The principal point here is that no child need be constrained by an externally-imposed sequence of learning, or by a particular level of difficulty, breadth or depth: by following its interests, a child will gradually map a substantial portion of the knowledge-space appropriate to its age without anyone imposing any limits on that space, forcing it to go too far, or preventing it from going further than a traditional curriculum might suppose it was capable of going.

Traditional education suggests that children need to learn in a certain sequence in a certain way at a certain speed and to a certain standard, but chatGPT makes all that unnecessary. All a student need do is ask questions, follow up on the answers provided, and only stop when either its curiosity, interest or the scope of the chatbot is exhausted. Nobody need worry whether the child is "learning enough" because there will no longer be an externally-dictated notion of "enough"; each child will decide for itself in conjunction with the system and a teacher.

The ridiculous, damaging practice of requiring all children to sit the same test at the same age and then assessing their potential on the basis of their performance can be dispatched forever. Children need no longer carry the stigma associated with competitive comparative assessment because assessment will only ever be relative to what targets they have set themselves, and unlike the human administration of education, the results will be informative but not pejorative or, for that matter, adulatory.

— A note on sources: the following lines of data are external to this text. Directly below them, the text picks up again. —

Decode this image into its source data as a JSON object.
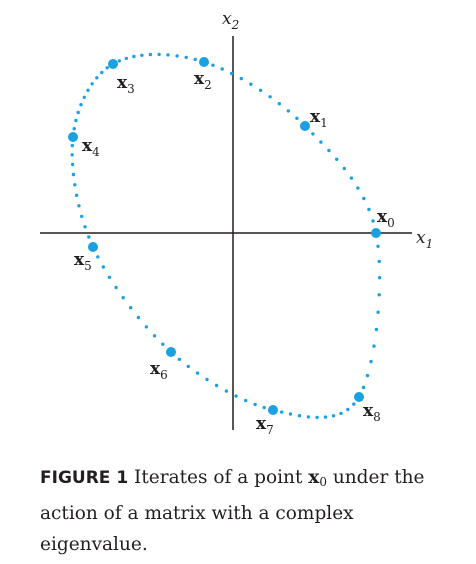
{
  "axes": {
    "x_label": "x",
    "x_sub": "1",
    "y_label": "x",
    "y_sub": "2"
  },
  "iterates": [
    {
      "name": "x",
      "sub": "0"
    },
    {
      "name": "x",
      "sub": "1"
    },
    {
      "name": "x",
      "sub": "2"
    },
    {
      "name": "x",
      "sub": "3"
    },
    {
      "name": "x",
      "sub": "4"
    },
    {
      "name": "x",
      "sub": "5"
    },
    {
      "name": "x",
      "sub": "6"
    },
    {
      "name": "x",
      "sub": "7"
    },
    {
      "name": "x",
      "sub": "8"
    }
  ],
  "colors": {
    "points": "#1ba1e2",
    "axes": "#231f20",
    "text": "#231f20"
  },
  "caption": {
    "label": "FIGURE 1",
    "text_before": "Iterates of a point",
    "var": "x",
    "var_sub": "0",
    "text_after": "under the action of a matrix with a complex eigenvalue."
  }
}
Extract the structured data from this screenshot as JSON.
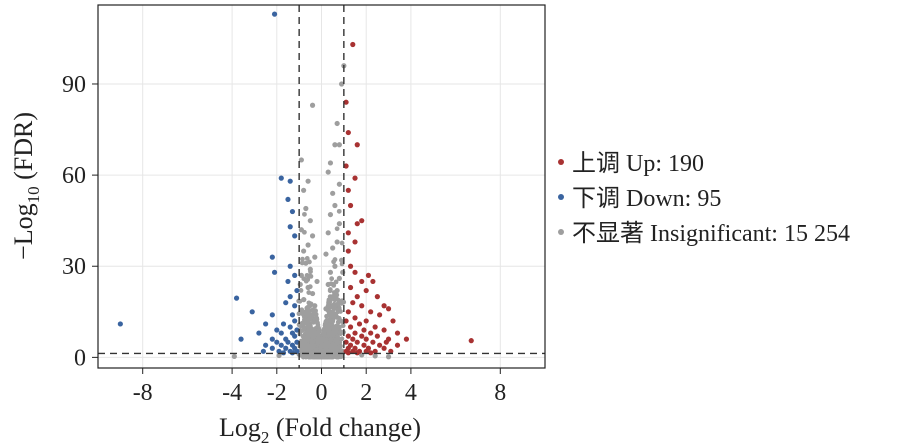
{
  "chart_data": {
    "type": "scatter",
    "title": "",
    "xlabel": "Log2 (Fold change)",
    "xlabel_parts": {
      "pre": "Log",
      "sub": "2",
      "post": " (Fold change)"
    },
    "ylabel": "−Log10 (FDR)",
    "ylabel_parts": {
      "pre": "−Log",
      "sub": "10",
      "post": " (FDR)"
    },
    "xlim": [
      -10,
      10
    ],
    "ylim": [
      -3.5,
      116
    ],
    "xticks": [
      -8,
      -4,
      -2,
      0,
      2,
      4,
      8
    ],
    "xtick_labels": [
      "-8",
      "-4",
      "-2",
      "0",
      "2",
      "4",
      "8"
    ],
    "yticks": [
      0,
      30,
      60,
      90
    ],
    "ytick_labels": [
      "0",
      "30",
      "60",
      "90"
    ],
    "grid": true,
    "legend_position": "right",
    "thresholds": {
      "log2fc": [
        -1,
        1
      ],
      "neg_log10_fdr": 1.3
    },
    "colors": {
      "up": "#a83232",
      "down": "#3a64a0",
      "insignificant": "#9e9e9e",
      "threshold_line": "#333333"
    },
    "series": [
      {
        "name": "上调 Up: 190",
        "key": "up",
        "points": [
          [
            1.4,
            103
          ],
          [
            1.1,
            84
          ],
          [
            1.2,
            74
          ],
          [
            1.6,
            70
          ],
          [
            1.1,
            63
          ],
          [
            1.5,
            59
          ],
          [
            1.2,
            55
          ],
          [
            1.3,
            50
          ],
          [
            1.6,
            44
          ],
          [
            1.8,
            45
          ],
          [
            1.2,
            41
          ],
          [
            1.5,
            38
          ],
          [
            1.2,
            35
          ],
          [
            1.3,
            30
          ],
          [
            1.5,
            28
          ],
          [
            2.1,
            27
          ],
          [
            1.8,
            25
          ],
          [
            2.3,
            25
          ],
          [
            2.0,
            22
          ],
          [
            1.3,
            23
          ],
          [
            1.6,
            20
          ],
          [
            2.5,
            20
          ],
          [
            2.8,
            17
          ],
          [
            3.0,
            16
          ],
          [
            1.4,
            18
          ],
          [
            1.8,
            17
          ],
          [
            2.2,
            15
          ],
          [
            1.2,
            15
          ],
          [
            2.6,
            14
          ],
          [
            1.5,
            13
          ],
          [
            2.0,
            12
          ],
          [
            3.2,
            12
          ],
          [
            1.1,
            12
          ],
          [
            1.7,
            11
          ],
          [
            2.4,
            10
          ],
          [
            1.3,
            10
          ],
          [
            1.9,
            9
          ],
          [
            2.8,
            9
          ],
          [
            1.5,
            8
          ],
          [
            2.2,
            8
          ],
          [
            3.4,
            8
          ],
          [
            1.2,
            7
          ],
          [
            1.8,
            7
          ],
          [
            2.5,
            7
          ],
          [
            1.4,
            6
          ],
          [
            2.0,
            6
          ],
          [
            3.0,
            6
          ],
          [
            3.8,
            6
          ],
          [
            1.1,
            5
          ],
          [
            1.6,
            5
          ],
          [
            2.3,
            5
          ],
          [
            2.9,
            5
          ],
          [
            6.7,
            5.5
          ],
          [
            1.3,
            4
          ],
          [
            1.9,
            4
          ],
          [
            2.6,
            4
          ],
          [
            3.4,
            4
          ],
          [
            1.2,
            3
          ],
          [
            1.5,
            3
          ],
          [
            2.1,
            3
          ],
          [
            2.8,
            3
          ],
          [
            1.1,
            2
          ],
          [
            1.4,
            2
          ],
          [
            1.7,
            2
          ],
          [
            2.0,
            2
          ],
          [
            2.4,
            2
          ],
          [
            3.1,
            2
          ],
          [
            1.2,
            1.5
          ],
          [
            1.6,
            1.5
          ],
          [
            2.2,
            1.5
          ]
        ]
      },
      {
        "name": "下调 Down: 95",
        "key": "down",
        "points": [
          [
            -2.1,
            113
          ],
          [
            -1.8,
            59
          ],
          [
            -1.4,
            58
          ],
          [
            -1.5,
            52
          ],
          [
            -1.3,
            48
          ],
          [
            -1.4,
            43
          ],
          [
            -1.2,
            40
          ],
          [
            -2.2,
            33
          ],
          [
            -1.4,
            30
          ],
          [
            -2.1,
            28
          ],
          [
            -1.2,
            27
          ],
          [
            -1.5,
            25
          ],
          [
            -1.1,
            22
          ],
          [
            -1.4,
            20
          ],
          [
            -3.8,
            19.5
          ],
          [
            -1.6,
            18
          ],
          [
            -1.2,
            17
          ],
          [
            -3.1,
            15
          ],
          [
            -1.3,
            14
          ],
          [
            -2.2,
            14
          ],
          [
            -9.0,
            11
          ],
          [
            -1.2,
            12
          ],
          [
            -1.7,
            11
          ],
          [
            -2.5,
            11
          ],
          [
            -1.4,
            10
          ],
          [
            -1.1,
            9
          ],
          [
            -2.0,
            9
          ],
          [
            -1.3,
            8
          ],
          [
            -1.8,
            8
          ],
          [
            -2.8,
            8
          ],
          [
            -1.2,
            7
          ],
          [
            -1.6,
            6
          ],
          [
            -2.2,
            6
          ],
          [
            -3.6,
            6
          ],
          [
            -1.1,
            5
          ],
          [
            -1.5,
            5
          ],
          [
            -2.0,
            5
          ],
          [
            -1.3,
            4
          ],
          [
            -1.8,
            4
          ],
          [
            -2.5,
            4
          ],
          [
            -1.2,
            3
          ],
          [
            -1.6,
            3
          ],
          [
            -2.2,
            3
          ],
          [
            -1.1,
            2
          ],
          [
            -1.4,
            2
          ],
          [
            -1.9,
            2
          ],
          [
            -2.6,
            2
          ],
          [
            -1.3,
            1.5
          ],
          [
            -1.7,
            1.5
          ]
        ]
      },
      {
        "name": "不显著 Insignificant: 15 254",
        "key": "insignificant",
        "points": [
          [
            1.0,
            96
          ],
          [
            0.9,
            90
          ],
          [
            -0.4,
            83
          ],
          [
            0.7,
            77
          ],
          [
            0.6,
            70
          ],
          [
            0.4,
            64
          ],
          [
            0.3,
            61
          ],
          [
            0.8,
            57
          ],
          [
            -0.6,
            58
          ],
          [
            0.5,
            54
          ],
          [
            -0.8,
            55
          ],
          [
            0.6,
            50
          ],
          [
            -0.7,
            49
          ],
          [
            0.4,
            47
          ],
          [
            -0.5,
            45
          ],
          [
            0.8,
            44
          ],
          [
            -0.9,
            42
          ],
          [
            0.3,
            41
          ],
          [
            -0.4,
            40
          ],
          [
            0.7,
            38
          ],
          [
            -0.6,
            37
          ],
          [
            0.5,
            36
          ],
          [
            -0.8,
            35
          ],
          [
            0.2,
            34
          ],
          [
            -0.3,
            33
          ],
          [
            0.9,
            32
          ],
          [
            -0.7,
            31
          ],
          [
            0.6,
            30
          ],
          [
            -0.5,
            29
          ],
          [
            0.4,
            28
          ],
          [
            -0.9,
            27
          ],
          [
            0.8,
            26
          ],
          [
            -0.2,
            25
          ],
          [
            0.3,
            24
          ],
          [
            -0.6,
            23
          ],
          [
            0.7,
            22
          ],
          [
            -0.4,
            21
          ],
          [
            0.5,
            20
          ],
          [
            -0.8,
            19
          ],
          [
            0.9,
            18
          ],
          [
            -0.3,
            17
          ],
          [
            0.2,
            16
          ],
          [
            -0.7,
            15
          ],
          [
            0.6,
            14
          ],
          [
            -0.5,
            13
          ],
          [
            0.4,
            12
          ],
          [
            -0.9,
            11
          ],
          [
            0.8,
            10
          ],
          [
            -0.1,
            9
          ],
          [
            0.1,
            8
          ],
          [
            -0.6,
            7
          ],
          [
            0.7,
            6
          ],
          [
            -0.4,
            5
          ],
          [
            0.5,
            4
          ],
          [
            -0.8,
            3
          ],
          [
            0.3,
            2
          ],
          [
            -0.2,
            1
          ],
          [
            0.0,
            0.5
          ],
          [
            0.9,
            1.2
          ],
          [
            -1.0,
            1.0
          ],
          [
            1.8,
            0.8
          ],
          [
            -1.9,
            0.6
          ],
          [
            2.4,
            0.5
          ],
          [
            -3.9,
            0.3
          ],
          [
            3.0,
            0.2
          ],
          [
            0.8,
            70
          ],
          [
            -0.9,
            65
          ],
          [
            0.95,
            28
          ],
          [
            -0.95,
            24
          ]
        ]
      }
    ]
  }
}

Condemnation and Adulation

Conventional, traditional education has a lot to answer for in its attitude to children who "struggle" and others whom it deems "clever". Children are not all equal, have different interests, can do more or less of this and that, and generally differ in so many ways that it is inhuman even to try to compare them. Yet we have based much of our educational provision on motivations afforded by "carrot and stick" and by "praise and condemnation". We pay lip service to the claim that children who "do well" may just have inherited the genes and the environment that have contributed to their "success" while others have been disadvantaged when measured on such scales, but in practice we have reverted to praise and blame, condemnation and adulation whenever we have come to evaluate each student and child.

Assessment based on self-set objectives and standards holds out hope that we might create a system that recognises and grows each child using the results of the education they have designed for themselves. In such an educational paradise every child will really matter, and every child will at least have a chance of being seen to have done well in relation to is natural ability.

Navigating the Knowledge-Space

Educators will claim that by allowing children to decide the direction (etc.) of their learning there will arise enormous gaps in their knowledge because the curriculum of a traditional education will not be covered and so they will not be enabled to take up a profitable place in society, earn a living, or make a useful contribution to an economy. Yet since nobody has ever tried to run education as we are suggesting, this must remain a speculative claim at best. Moreover, all education leaves gaps, and most of us find that we need to go back and learn new things long after we have left school. There is nobody who knows everything about anything, so this riposte by educators needs to be viewed with some scepticism.

Children granted more autonomy over their learning will surprise us with the ingenuity of their questions and the territory they explore. That territory will not necessarily be a part of conventional educational curricular provision, but so what? Isn't one of the other lessons of chatGPT, to which we will return in another blog, that humans need to diversify, to explore new ways of thinking and analysing the world, rather than spending most of their lives learning things that new AI engines will know better and more comprehensively?

A Golden Age

We have the opportunity to embrace a golden age of human learning. Traditional, conventional education will almost certainly try either to suppress or to control that process. We should resist those attempts.